Atravessamos um corredor ainda mais largo do que a cozinha, depois a sala onde estive antes, e chegamos à imensa porta da biblioteca. O lobo girou a chave com facilidade, e entramos como crianças em algum cômodo proibido pelos pais.

Túlio coçava as orelhas a toda hora, parecia se esforçar para lembrar onde os livros de interesse de Otto ficavam. Ele passou a palma da mão no queixo, olhou para o fim do corredor e apontou a mais alta das prateleiras. Desta vez, pude observá-las com mais cuidado.

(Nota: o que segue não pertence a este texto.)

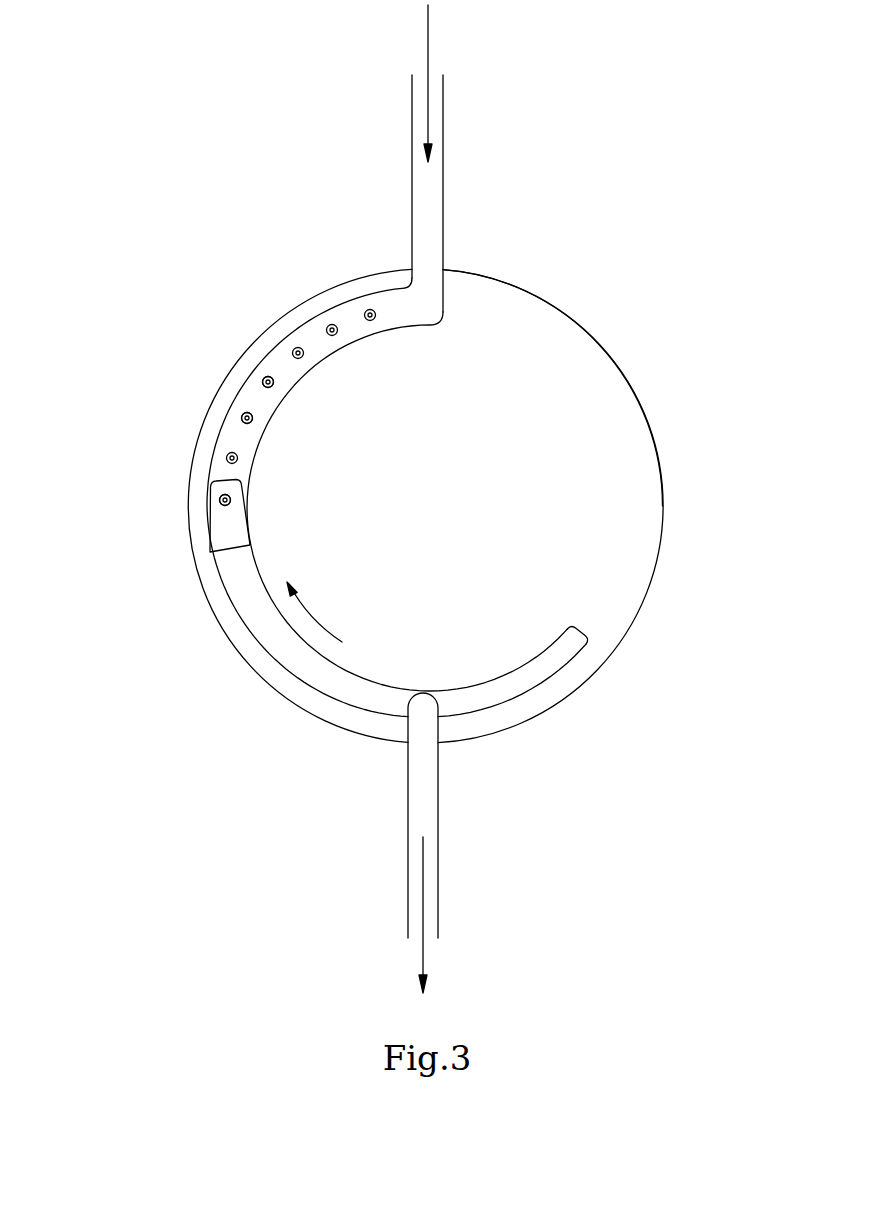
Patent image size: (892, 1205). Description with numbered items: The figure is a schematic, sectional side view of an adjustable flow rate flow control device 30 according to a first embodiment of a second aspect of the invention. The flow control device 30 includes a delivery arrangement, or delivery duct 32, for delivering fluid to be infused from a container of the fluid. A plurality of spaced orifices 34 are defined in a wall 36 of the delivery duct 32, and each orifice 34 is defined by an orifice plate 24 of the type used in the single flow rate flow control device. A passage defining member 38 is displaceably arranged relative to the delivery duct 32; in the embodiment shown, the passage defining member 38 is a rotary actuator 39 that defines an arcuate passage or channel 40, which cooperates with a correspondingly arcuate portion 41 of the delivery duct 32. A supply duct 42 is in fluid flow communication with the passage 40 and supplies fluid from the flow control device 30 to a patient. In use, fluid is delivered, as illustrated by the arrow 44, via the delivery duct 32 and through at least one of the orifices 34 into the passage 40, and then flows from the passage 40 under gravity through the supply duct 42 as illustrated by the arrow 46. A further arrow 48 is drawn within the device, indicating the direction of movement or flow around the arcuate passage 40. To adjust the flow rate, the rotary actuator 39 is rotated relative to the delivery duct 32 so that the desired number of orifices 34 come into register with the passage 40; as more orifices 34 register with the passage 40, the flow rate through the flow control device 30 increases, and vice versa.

The flow control device 30 is at (652, 197).
The delivery duct 32 is at (430, 243).
The orifices 34 is at (245, 413).
The wall 36 is at (292, 330).
The passage defining member 38 is at (675, 551).
The rotary actuator 39 is at (597, 381).
The passage 40 is at (305, 670).
The arcuate portion 41 is at (252, 472).
The supply duct 42 is at (428, 802).
The arrow 44 is at (428, 38).
The arrow 46 is at (423, 908).
The flow direction in chamber 48 is at (317, 617).
The orifice plate 24 is at (247, 424).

A biblioteca do patriarca Villanova ia do chão ao teto, organizada, se me lembrava bem, em dois grandes grupos: ficção e não-ficção, esquerda e direita. Entre elas, no teto, a imagem de Imhotep, desenhado com milhares de pedras coloridas dispostas ali com o cuidado e a precisão que apenas doses igualmente absurdas de dinheiro e dedicação podem fornecer. O deus observa as longas estantes, mesa de madeira maciça no centro e as quatro poltronas de leitura, um casal à esquerda e o outro à direita. No final de cada estante, uma escada presa a estrutura e com rodinhas de metal nos pés. Patéticos, andando com cuidado, chegamos até a escada do nosso lado. Túlio a pegou com as duas mãos e arrastou até onde eu estava. Com um safanão para baixo, certificou-se de que estava firme:

— Os livros ficam lá em cima — sorriu.

Ele saltou degraus acima, sua agilidade canina a mostra. Subiu até a última prateleira, esticou o braço e passou os dedos pelas lombadas. Seus lábios finos se moviam, recitavam em voz baixa os nomes que lia. Enfim, pegou um dos volumes - grosso, pesado, de capa dura e vermelha - e abriu, equilibrando-o sobre um dos joelhos. Folheou o volume e o devolveu a estante. De novo, dedos sobre as lombadas, tom contido na leitura do título, um livro tão gordo quanto o anterior aberto sobre o joelho, páginas reviradas. Ele fez um "não" com a cabeça.

— O que foi? — perguntei.

— Estes livros... A capa é a mesma, mas...

— Mas?

Enfiou o volume sob a axila e desceu. Mostrou a capa, um título apenas: Mutações e Antropomorfismo, de Rose-Lee Thompson. Abriu o livro com as páginas viradas para mim. Texto impresso, diagramas, ilustrações, algumas bem perturbadoras.

— Trocaram os livros, Rubens.

Nenhuma anotação. Nada. Volumes vulgares (até onde um título daqueles possa ser considerado comum), que um estudante de medicina compraria em qualquer livraria especializada.